Travel Required: None
Public Trust: NACI (T1)
Requisition Type: Regular

GDIT supports the world’s largest supercomputer dedicated to life sciences and biomedical research. We are looking to expand our NIH onsite High Performance Computing (HPC) support with individuals who can also contribute to GDIT’s HPC Center of Excellence across programs in NIH, NOAA, NASA, Defense and Intelligence communities.

We are looking for an experienced individual with a strong Linux background, configuration management, user account management, systems automation and network monitoring to join our team to administer the NIH Biowulf supercomputer. The position is full-time onsite at the NIH main campus in Bethesda, Maryland.

RESPONSIBILITIES & DUTIES:

This position supports the HPC systems administrative team in operating and maintaining the 4,000 node Linux cluster for ~2,500 biomedical researchers. Specific responsibilities include:

  • Work with systems staff to enhance our Configuration Management infrastructure
  • Evaluate performance impacts of planned operating system changes
  • Update and expand existing systems monitoring capabilities
  • Develop automation tools for cluster administration
  • Maintain account management procedures to support growing number of NIH researchers
  • Provide technical support to researchers using HPC resources, troubleshoot problems and develop appropriate computational strategies
  • Consult and collaborate with scientist co-workers to determine best system configurations for applications

REQUIRED QUALIFICATIONS:

  • BS or equivalent and five years experience
  • Minimum of five years RedHat or CentOS Linux system administration experience in an HPC environment.
  • Minimum of three years scripting experience with Bash, Perl or Python
  • Prior experience with configuration management tools, such as Ansible, Chef, Puppet, Cobbler
  • Ability to configure, deploy and manage a major system area, such as batch system, network, data storage, backup system, database system, or distributed computing
  • Ability to obtain a NIH Public Trust

PREFERRED QUALIFICATIONS:

  • Experience with batch systems, such as SLURM or PBS
  • Experience managing parallel and cluster file systems, such as NFS, GPFS, or Lustre
  • Network management experience especially Infiniband
  • Experience presenting and/or teaching

ATTRIBUTES FOR SUCCESS:

  • Provide technical expertise to improve HPC cluster management, performance, and resiliency
  • Ability to work both independently and as part of the team; flexibility in dealing with assignments and in working on several projects simultaneously
  • Ability to effectively communicate with people of diverse backgrounds and computer knowledge

SUMMARY:

  • The position is full-time onsite at the NIH main campus in Bethesda, Maryland.
  • Limited off-hour system maintenance activities will be planned in advance
  • There are no travel requirements.
  • Applicants must be US citizen to meet moderate level security requirement of facility.

#GDITpriority

We are GDIT. The people supporting some of the most complex government, defense, and intelligence projects across the country.

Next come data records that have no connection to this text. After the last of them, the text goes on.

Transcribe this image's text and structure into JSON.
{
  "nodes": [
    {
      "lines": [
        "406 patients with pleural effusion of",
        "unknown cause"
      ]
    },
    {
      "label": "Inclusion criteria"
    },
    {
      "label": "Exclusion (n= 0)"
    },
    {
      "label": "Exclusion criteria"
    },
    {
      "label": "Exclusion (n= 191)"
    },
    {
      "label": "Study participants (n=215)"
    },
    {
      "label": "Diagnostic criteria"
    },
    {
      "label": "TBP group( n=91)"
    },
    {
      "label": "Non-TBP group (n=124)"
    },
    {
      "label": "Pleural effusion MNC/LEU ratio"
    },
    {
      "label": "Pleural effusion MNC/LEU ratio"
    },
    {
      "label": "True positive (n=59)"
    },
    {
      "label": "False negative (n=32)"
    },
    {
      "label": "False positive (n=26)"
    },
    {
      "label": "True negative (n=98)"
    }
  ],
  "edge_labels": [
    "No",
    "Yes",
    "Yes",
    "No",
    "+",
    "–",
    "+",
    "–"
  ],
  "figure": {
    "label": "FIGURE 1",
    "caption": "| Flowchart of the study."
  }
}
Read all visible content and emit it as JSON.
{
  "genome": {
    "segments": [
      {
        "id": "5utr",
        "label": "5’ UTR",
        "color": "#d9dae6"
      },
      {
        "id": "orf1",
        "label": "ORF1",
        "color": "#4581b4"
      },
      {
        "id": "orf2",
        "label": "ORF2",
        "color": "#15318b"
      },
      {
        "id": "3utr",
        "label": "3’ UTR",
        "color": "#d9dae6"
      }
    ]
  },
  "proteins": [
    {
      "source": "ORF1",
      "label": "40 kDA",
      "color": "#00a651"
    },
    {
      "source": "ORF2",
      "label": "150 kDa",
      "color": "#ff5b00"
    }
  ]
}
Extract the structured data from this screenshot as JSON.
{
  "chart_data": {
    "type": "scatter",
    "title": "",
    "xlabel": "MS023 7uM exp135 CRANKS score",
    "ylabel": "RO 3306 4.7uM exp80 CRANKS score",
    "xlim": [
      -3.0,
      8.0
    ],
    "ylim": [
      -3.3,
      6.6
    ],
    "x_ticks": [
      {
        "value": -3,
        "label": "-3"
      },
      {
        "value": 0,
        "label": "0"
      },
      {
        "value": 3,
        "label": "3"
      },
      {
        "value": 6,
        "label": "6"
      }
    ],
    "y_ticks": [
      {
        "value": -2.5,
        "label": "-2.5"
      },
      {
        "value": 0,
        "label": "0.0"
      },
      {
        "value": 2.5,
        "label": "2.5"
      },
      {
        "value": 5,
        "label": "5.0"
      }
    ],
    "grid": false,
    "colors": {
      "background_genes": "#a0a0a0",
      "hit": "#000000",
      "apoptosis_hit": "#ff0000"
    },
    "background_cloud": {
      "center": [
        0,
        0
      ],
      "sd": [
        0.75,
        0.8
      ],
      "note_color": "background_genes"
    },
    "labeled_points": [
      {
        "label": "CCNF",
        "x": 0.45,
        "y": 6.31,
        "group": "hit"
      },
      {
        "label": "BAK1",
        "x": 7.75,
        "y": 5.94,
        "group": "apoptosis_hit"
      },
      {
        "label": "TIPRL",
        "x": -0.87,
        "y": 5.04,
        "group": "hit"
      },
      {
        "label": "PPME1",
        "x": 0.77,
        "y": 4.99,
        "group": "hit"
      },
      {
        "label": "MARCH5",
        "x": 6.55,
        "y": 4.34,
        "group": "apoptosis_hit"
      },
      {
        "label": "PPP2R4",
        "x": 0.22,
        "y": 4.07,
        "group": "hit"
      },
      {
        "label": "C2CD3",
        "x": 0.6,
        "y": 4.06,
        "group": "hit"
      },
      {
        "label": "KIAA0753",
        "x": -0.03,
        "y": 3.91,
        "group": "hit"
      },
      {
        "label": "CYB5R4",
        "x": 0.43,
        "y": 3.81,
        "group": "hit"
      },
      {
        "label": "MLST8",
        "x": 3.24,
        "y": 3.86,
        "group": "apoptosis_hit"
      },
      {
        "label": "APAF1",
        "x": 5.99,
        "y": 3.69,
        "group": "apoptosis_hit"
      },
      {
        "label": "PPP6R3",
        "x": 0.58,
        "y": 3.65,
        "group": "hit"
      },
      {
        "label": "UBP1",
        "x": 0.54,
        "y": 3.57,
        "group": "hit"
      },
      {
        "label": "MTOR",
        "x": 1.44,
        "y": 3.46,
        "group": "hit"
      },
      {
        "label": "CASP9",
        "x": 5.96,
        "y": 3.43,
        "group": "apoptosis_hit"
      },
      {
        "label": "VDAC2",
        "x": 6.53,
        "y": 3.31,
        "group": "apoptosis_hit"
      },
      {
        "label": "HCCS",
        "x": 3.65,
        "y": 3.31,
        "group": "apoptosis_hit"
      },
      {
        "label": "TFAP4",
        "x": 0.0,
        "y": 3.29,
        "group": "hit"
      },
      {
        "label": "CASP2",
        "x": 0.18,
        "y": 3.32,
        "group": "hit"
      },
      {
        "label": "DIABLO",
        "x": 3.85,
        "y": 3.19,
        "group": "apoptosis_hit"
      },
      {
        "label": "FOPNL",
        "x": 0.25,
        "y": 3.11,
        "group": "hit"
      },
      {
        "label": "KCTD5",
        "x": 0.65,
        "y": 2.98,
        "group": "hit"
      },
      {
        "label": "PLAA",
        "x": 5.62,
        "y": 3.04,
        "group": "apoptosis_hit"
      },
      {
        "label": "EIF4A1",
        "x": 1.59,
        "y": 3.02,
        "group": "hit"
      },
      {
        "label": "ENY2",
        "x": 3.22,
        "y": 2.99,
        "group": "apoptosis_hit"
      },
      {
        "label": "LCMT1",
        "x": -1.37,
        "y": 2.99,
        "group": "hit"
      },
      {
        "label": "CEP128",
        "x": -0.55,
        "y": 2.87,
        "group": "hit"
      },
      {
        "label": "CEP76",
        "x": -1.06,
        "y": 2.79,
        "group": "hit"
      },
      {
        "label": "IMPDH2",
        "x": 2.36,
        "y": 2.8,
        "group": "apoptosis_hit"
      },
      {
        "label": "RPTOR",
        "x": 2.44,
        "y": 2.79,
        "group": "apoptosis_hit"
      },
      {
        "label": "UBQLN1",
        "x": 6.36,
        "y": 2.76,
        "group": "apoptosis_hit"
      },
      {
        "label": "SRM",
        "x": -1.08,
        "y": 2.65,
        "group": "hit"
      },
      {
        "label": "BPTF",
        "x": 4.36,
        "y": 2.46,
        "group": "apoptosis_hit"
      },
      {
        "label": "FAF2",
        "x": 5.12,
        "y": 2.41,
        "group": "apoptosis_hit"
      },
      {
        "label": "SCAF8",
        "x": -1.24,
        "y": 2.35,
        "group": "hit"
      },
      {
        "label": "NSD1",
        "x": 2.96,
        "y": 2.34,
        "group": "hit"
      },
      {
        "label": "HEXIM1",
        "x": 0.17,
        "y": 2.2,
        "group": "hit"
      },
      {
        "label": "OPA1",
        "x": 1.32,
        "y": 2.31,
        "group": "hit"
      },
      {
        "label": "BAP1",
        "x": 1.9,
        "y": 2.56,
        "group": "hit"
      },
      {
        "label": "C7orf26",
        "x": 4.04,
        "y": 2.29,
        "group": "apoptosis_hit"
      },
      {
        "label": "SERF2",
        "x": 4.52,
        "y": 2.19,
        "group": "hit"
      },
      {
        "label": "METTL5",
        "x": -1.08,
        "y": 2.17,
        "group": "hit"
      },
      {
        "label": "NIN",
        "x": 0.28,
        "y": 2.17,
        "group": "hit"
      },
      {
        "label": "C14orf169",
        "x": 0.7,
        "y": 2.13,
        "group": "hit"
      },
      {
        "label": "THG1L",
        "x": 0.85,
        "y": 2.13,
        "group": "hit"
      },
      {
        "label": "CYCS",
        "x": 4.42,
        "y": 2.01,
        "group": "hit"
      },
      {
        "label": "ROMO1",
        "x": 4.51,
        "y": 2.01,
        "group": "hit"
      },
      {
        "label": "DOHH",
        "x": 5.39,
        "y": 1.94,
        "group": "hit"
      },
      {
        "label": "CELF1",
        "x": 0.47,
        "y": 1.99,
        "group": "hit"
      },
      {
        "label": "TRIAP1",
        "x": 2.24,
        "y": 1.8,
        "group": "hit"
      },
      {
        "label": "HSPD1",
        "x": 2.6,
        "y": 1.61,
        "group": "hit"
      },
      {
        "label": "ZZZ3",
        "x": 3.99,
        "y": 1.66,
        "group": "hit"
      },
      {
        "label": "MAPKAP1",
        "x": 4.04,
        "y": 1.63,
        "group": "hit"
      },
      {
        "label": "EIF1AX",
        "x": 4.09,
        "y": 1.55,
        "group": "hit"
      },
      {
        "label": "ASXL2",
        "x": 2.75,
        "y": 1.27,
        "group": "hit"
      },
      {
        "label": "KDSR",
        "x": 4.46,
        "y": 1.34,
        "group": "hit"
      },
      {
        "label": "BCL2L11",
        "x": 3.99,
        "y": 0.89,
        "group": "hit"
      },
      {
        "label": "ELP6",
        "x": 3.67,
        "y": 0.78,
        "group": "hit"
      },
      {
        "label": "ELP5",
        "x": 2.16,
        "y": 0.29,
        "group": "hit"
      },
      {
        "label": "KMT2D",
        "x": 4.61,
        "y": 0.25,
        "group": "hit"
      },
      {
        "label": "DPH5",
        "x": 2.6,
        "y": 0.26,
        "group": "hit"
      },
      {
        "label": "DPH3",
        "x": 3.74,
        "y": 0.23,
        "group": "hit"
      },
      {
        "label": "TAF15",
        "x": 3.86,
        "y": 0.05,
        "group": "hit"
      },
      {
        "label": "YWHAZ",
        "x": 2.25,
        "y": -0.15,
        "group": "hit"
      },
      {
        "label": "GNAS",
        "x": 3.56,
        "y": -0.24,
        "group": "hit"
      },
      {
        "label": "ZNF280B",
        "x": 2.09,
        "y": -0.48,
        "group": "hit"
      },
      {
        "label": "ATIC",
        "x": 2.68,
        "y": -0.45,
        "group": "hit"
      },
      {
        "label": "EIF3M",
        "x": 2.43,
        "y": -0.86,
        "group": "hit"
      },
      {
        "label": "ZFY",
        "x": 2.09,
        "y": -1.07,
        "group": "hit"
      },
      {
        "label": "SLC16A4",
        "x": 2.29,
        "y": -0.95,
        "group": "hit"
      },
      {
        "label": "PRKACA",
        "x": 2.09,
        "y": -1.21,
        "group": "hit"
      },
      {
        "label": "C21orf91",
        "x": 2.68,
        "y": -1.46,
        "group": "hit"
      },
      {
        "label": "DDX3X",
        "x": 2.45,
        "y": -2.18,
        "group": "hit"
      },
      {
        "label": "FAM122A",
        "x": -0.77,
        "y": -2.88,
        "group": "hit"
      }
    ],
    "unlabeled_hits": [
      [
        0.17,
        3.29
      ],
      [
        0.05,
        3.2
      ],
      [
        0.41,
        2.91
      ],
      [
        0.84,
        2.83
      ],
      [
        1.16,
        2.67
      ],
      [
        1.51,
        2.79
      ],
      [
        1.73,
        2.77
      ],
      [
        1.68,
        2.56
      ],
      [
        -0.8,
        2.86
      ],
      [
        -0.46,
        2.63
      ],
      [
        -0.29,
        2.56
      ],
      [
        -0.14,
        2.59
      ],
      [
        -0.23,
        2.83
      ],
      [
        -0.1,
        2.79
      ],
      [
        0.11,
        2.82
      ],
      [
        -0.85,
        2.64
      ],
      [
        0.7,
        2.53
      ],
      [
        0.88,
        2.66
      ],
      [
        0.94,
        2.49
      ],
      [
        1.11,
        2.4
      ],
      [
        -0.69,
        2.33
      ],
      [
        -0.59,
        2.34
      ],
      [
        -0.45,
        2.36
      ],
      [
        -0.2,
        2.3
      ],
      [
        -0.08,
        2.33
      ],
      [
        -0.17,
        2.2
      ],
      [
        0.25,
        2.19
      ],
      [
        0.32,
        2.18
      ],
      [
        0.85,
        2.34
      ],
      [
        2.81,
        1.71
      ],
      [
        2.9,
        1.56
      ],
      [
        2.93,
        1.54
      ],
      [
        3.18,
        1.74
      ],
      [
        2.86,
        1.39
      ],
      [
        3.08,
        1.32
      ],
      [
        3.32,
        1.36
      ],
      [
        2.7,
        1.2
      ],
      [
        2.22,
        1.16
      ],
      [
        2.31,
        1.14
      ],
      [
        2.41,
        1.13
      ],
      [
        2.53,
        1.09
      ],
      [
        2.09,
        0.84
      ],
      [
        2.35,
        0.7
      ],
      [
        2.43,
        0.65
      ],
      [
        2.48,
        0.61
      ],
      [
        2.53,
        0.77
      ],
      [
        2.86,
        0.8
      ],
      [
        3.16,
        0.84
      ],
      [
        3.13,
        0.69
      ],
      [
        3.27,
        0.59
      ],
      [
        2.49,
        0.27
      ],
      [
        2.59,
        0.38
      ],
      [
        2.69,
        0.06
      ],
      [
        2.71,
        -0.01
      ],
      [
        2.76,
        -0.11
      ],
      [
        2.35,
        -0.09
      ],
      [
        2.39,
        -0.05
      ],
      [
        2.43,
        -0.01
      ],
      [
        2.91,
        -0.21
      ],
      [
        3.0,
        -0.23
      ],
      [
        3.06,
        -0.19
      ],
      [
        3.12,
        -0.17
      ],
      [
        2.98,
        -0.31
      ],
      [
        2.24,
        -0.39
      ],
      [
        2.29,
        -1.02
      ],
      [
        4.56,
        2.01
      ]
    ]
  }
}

We deliver. Bringing the expertise needed to understand and advance critical missions. We transform. Shifting the ways clients invest in, integrate, and innovate technology solutions. We ensure today is safe and tomorrow is smarter. We are there. On the ground, beside our clients, in the lab, and everywhere in between. Offering the technology transformations, strategy, and mission services needed to get the job done.

GDIT is an Equal Opportunity/Affirmative Action employer. All qualified applicants will receive consideration for employment without regard to race, color, religion, sex, sexual orientation, gender identity, national origin, disability, or veteran status, or any other protected class.